AP: Botox or not? SE: But of course!
AP: Hair color: natural or not? SE: The answer to this is both. I have highlighted my hair for decades and while there is a lot more gray now than there used to be, I think there is still some natural color in there somewhere.
AP: 3 songs on your ipod right now. SE: I know this may be hard to believe, but I don’t have an ipod. Peter is the music expert in our household and so whenever I am in the car I enjoy whatever it is that he has curated on his many, many disks. Going back to the question on work/life balance….since I tilt toward anything and everything work related, if I do listen to something it would be TED talks or a copy of a session I missed at a spa conference.
AP: Quote to live by? SE: “This too shall pass.” It reminds me not to hold too tight to the good things and not to sweat too much about the bad things.
AP: Who is your mentor? SE: Deborah Szkeley has been my mentor ever since I met her when I first started working at the Golden Door in Escondido, California in 1974. She has been an inspiration to me in many ways…both in business and personally. At times she has been like a mother. These days we are more like friends and I cherish the times I am with her. She will be 90 next year and seems the same to me as the day I met her almost 37 years ago.

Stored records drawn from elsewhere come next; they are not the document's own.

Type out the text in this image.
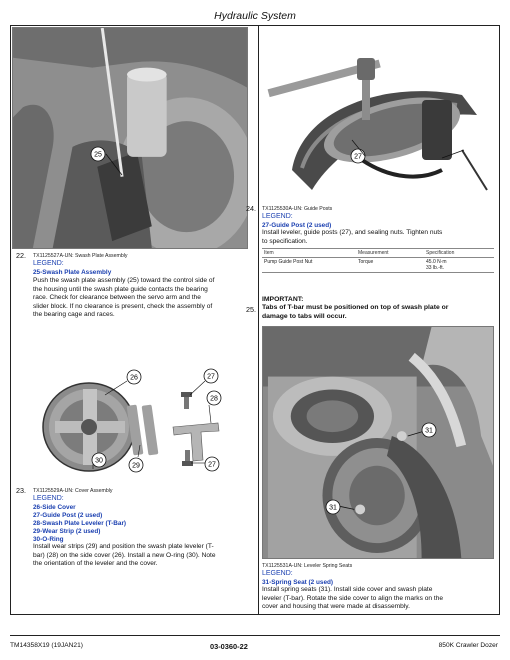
Hydraulic System
25
22. TX1125527A-UN: Swash Plate Assembly
LEGEND:
25-Swash Plate Assembly
Push the swash plate assembly (25) toward the control side of
the housing until the swash plate guide contacts the bearing
race. Check for clearance between the servo arm and the
slider block. If no clearance is present, check the assembly of
the bearing cage and races.
26	27
28
29
30
27
23. TX1125529A-UN: Cover Assembly
LEGEND:
26-Side Cover
27-Guide Post (2 used)
28-Swash Plate Leveler (T-Bar)
29-Wear Strip (2 used)
30-O-Ring
Install wear strips (29) and position the swash plate leveler (T-
bar) (28) on the side cover (26). Install a new O-ring (30). Note
the orientation of the leveler and the cover.
27
24. TX1125530A-UN: Guide Posts
LEGEND:
27-Guide Post (2 used)
Install leveler, guide posts (27), and sealing nuts. Tighten nuts
to specification.
Item	Measurement	Specification
Pump Guide Post Nut	Torque	45.0 N·m
33 lb.-ft.
IMPORTANT:
25. Tabs of T-bar must be positioned on top of swash plate or
damage to tabs will occur.
31
31
TX1125531A-UN: Leveler Spring Seats
LEGEND:
31-Spring Seat (2 used)
Install spring seats (31). Install side cover and swash plate
leveler (T-bar). Rotate the side cover to align the marks on the
cover and housing that were made at disassembly.
TM14358X19 (19JAN21)	03-0360-22	850K Crawler Dozer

AP: Words of advice for young women starting their careers today? SE: I think that following your intuition in order to find something to do that you love is good advice. As I write this I reflect on what I have been reading about Steve Job’s via the biography and many interviews by the author Walther Isaacson. He credited listening to his intuition with why he was so innovative in his work. That rings true. And after finding that something you love, then I think the principle that Malcolm Gladwell talked about in his book, “Outliers” applies. He repeatedly mentioned that the key to success in any field is, to a large extent, a matter of practicing a specific task for a total of around 10,000 hours. While it may be popular these days to hop from job to job, I think amassing expertise in one area is very important. Since I have been in the spa industry for my entire career (although working in several different job capacities) I have probably amassed several blocks of 10,000 hours. In the end when you put in that much time, you do end up with an expertise that very few others have.